The Fish Passage Center and the Comparative Survival Study Oversight Committee annually updates a wide range of data on in-river conditions and analyzes them to determine the effectiveness of fish passage and to estimate smolt-to-adult return rates, among other measures.
"Estimation of the overall, aggregate SARs of fish that are transported and those that migrate entirely in-river is key to evaluation of avoidance of jeopardy (i.e., put at risk of extinction) as well as progress toward recovery goals," the study states.
Since the CSS started in 1996, new salmon and steelhead populations have been added in response to requests from fisheries managers and the Independent Science Advisory Board.
The ISAB and the Independent Science Review Panel have scrutinized the CSS over a dozen times since 1997, recommending detailed reports with descriptions of field methods, monitoring, statistical analysis, alternative approaches and more.
At 486 pages, this year's CSS is a behemoth that the ISAB calls "extremely valuable ... for many different purposes." The ISAB now reviews the study annually.
In addition to addressing NPCC established standards, this management-oriented, large-scale study evaluates in-river and SAR survival data to determine if NOAA biological opinions are providing the protection and rebuilding required by the ESA.
The SARs are estimated through the release of and the detected return of PIT-tagged fish. "PIT tags in juvenile fish are potentially read as the fish pass through the coils of detectors installed in the collection/bypass channels at six Snake and Columbia River dams," the CSS explains.
"When tags are read, their fish identification number and the time/date of detection is recorded.
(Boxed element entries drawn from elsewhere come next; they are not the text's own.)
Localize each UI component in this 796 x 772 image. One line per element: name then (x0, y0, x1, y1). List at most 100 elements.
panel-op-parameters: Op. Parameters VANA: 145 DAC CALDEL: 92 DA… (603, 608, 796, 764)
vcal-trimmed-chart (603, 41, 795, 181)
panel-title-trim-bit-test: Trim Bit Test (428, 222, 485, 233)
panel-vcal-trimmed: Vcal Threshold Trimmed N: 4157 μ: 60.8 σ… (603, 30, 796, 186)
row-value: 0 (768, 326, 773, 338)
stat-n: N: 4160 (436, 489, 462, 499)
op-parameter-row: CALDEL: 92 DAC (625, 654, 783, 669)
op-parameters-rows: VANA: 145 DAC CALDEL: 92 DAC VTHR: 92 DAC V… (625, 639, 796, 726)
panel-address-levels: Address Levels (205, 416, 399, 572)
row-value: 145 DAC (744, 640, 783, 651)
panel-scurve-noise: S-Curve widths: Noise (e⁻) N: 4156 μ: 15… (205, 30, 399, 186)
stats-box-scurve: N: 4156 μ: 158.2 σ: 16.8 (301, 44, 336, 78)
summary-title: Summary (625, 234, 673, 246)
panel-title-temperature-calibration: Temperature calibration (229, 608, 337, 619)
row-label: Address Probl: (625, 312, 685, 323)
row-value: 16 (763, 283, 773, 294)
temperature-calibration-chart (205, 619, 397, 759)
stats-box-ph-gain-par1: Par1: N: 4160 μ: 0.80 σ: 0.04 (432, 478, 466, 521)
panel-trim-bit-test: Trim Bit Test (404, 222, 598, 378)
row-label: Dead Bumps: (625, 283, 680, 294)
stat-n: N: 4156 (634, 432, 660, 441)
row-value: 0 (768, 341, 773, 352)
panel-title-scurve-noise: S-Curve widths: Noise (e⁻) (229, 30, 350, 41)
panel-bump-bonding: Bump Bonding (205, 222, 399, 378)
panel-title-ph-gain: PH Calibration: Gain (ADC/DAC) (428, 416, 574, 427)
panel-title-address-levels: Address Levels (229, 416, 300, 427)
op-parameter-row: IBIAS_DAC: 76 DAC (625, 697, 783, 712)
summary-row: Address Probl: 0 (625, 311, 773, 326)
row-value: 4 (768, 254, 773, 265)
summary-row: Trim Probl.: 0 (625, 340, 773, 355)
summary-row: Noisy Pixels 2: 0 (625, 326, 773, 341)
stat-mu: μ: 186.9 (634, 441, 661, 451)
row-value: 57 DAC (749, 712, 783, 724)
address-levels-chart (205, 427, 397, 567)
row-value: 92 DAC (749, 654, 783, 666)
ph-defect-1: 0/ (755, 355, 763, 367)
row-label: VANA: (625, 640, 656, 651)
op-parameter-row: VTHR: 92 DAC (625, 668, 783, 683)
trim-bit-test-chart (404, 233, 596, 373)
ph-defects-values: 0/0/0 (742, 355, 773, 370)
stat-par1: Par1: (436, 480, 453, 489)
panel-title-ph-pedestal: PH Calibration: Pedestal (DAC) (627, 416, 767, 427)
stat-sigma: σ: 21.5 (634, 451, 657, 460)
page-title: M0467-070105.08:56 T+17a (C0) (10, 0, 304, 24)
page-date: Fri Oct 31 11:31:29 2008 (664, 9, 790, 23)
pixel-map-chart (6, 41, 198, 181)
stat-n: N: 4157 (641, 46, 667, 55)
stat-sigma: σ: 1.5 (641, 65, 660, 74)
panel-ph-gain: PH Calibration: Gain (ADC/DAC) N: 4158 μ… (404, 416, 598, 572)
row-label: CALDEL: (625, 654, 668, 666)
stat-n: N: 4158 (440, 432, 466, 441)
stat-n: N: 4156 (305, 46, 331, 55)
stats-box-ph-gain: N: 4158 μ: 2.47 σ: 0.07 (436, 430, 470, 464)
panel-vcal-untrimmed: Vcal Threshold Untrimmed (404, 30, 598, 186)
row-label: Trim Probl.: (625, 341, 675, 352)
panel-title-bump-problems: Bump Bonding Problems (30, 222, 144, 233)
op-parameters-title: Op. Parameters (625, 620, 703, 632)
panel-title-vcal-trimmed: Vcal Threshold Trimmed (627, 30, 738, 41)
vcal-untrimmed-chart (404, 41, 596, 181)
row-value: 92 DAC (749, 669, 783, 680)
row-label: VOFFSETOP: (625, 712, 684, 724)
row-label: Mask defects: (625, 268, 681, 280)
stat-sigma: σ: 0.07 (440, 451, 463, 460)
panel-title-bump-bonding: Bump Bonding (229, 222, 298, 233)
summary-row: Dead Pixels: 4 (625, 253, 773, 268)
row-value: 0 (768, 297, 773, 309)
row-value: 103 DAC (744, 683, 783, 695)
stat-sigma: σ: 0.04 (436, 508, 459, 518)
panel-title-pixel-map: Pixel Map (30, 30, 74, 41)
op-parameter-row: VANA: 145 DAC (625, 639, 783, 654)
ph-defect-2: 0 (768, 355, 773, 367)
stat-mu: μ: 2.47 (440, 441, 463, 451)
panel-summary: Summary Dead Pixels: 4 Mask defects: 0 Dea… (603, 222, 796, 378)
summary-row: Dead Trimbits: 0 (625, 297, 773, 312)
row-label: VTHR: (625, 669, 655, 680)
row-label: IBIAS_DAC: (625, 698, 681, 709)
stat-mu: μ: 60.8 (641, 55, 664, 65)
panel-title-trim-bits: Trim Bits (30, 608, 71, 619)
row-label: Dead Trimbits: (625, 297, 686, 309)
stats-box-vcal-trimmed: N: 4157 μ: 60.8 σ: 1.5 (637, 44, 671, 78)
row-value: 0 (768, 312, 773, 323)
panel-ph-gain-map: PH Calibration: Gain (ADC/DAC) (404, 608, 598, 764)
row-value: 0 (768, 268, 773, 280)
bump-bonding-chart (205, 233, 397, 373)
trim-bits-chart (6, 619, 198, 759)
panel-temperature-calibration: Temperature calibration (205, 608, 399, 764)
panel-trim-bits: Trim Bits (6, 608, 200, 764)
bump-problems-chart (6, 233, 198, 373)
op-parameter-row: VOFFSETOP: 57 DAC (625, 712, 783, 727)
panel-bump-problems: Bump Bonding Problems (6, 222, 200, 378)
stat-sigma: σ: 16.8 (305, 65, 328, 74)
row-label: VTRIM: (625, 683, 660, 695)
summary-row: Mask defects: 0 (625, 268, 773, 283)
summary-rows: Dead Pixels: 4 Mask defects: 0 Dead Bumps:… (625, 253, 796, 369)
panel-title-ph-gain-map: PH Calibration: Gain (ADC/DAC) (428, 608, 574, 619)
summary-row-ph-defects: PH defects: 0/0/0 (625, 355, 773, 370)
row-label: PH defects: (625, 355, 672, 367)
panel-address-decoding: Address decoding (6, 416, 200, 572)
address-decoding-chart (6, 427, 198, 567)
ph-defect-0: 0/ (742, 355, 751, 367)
Upon arrival at Lower Granite, Little Goose, and Lower Monumental dams, Snake River smolts can travel through three different routes of passage: 1) over the spillway via typical spillway, removable spillway weir, or temporary spillway weir, or 2) into the powerhouse where smolts either subsequently pass through the turbines, or 3) are diverted with screens and pipes into the collection and bypass facility. Those smolts that pass over the spillway or through the turbines are not detected."
PIT-tag detection capability for returning adults is now available at the dams mentioned above and at Bonneville, The Dalles, Ice Harbor, and McNary dams, and in major tributaries such as the Deschutes and John Day rivers, according to the 2015 CSS.